Selon l’équipe de recherche, en examinant l’archéologie sous un angle différent, à l’aide de nouveaux outils, nous pourrions trouver beaucoup plus de choses que ce que nous pensions au départ. Les méthodes qu’ils ont développées pourraient être appliquées, par exemple, à d’autres sites du Paléolithique inférieur pour identifier des preuves non visuelles de l’utilisation du feu. En outre, cette méthode pourrait peut-être offrir une perspective spatio-temporelle renouvelée sur les origines et l’utilisation contrôlée du feu, nous aidant à mieux comprendre comment les comportements liés à la pyrotechnologie des homininés ont évolué et ont entraîné d’autres comportements. « En particulier dans le cas des premiers feux », dit Stepka, « si nous utilisons cette méthode sur des sites archéologiques vieux d’un ou deux millions d’années, nous pourrions apprendre quelque chose de nouveau ».

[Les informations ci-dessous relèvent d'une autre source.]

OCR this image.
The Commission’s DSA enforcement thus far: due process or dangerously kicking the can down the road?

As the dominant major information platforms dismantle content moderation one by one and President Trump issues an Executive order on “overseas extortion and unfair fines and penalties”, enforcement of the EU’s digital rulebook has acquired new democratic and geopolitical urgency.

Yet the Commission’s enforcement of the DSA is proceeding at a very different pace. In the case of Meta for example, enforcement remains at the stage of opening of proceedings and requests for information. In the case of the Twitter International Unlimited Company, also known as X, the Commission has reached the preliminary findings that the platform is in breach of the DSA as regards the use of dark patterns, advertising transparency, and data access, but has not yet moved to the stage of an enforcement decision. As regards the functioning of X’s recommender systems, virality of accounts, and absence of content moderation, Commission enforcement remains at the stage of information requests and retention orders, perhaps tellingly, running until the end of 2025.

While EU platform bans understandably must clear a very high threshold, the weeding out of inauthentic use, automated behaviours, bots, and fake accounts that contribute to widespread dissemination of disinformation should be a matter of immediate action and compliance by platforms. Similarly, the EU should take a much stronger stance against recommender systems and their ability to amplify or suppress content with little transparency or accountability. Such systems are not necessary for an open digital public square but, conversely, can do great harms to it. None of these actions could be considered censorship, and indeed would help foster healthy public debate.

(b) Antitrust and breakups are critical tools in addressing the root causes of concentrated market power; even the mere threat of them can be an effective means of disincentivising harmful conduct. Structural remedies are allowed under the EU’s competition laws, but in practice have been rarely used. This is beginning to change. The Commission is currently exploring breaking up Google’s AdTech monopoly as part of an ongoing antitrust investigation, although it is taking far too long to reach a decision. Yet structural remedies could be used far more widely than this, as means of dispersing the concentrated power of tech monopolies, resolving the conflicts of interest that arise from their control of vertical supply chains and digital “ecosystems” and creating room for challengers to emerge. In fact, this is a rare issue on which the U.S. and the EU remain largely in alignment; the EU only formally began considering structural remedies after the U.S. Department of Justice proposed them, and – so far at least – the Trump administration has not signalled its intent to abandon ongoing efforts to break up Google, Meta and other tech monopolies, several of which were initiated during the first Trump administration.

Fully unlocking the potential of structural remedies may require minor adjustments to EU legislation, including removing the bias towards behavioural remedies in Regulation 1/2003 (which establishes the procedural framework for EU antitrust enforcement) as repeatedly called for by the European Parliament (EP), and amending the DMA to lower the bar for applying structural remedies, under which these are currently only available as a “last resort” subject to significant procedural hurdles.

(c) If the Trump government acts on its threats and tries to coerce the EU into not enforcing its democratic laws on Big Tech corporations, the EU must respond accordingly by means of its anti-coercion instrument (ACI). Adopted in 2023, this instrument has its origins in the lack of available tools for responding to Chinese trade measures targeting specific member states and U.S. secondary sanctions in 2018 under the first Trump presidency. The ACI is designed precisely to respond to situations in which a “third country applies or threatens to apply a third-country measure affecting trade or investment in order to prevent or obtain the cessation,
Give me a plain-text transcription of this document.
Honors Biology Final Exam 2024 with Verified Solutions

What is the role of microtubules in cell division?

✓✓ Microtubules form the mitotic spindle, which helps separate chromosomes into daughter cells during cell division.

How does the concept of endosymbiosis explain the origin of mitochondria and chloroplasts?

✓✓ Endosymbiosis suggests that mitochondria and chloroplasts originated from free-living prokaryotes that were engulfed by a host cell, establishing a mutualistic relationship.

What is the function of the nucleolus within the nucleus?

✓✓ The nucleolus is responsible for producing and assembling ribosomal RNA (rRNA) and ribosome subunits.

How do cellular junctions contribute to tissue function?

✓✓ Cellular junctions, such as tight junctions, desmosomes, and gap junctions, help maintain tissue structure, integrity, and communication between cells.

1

Outils en silex trouvés dans la carrière d’Evron

De l’avis général, l’expédition de pêche a été un succès retentissant. « Ce n’était pas seulement une démonstration d’exploration et de récompense en termes de connaissances acquises », déclare le Dr Natalio, « mais aussi du potentiel qui réside dans la combinaison de différentes disciplines » : le Dr Ido Azuri a une formation en chimie quantique, Zane Stepka est un archéologue scientifique, et Liora et Michael sont des spécialistes en préhistoire. En travaillant ensemble, nous avons appris les uns des autres. Pour moi, c’est une démonstration de la façon dont la recherche scientifique entre les sciences humaines et les sciences devrait fonctionner. »

Les recherches du Dr Natalio sont soutenues par le Centre Yeda-Sela pour la recherche fondamentale et le Centre Braginsky pour l’interface entre la science et les sciences humaines.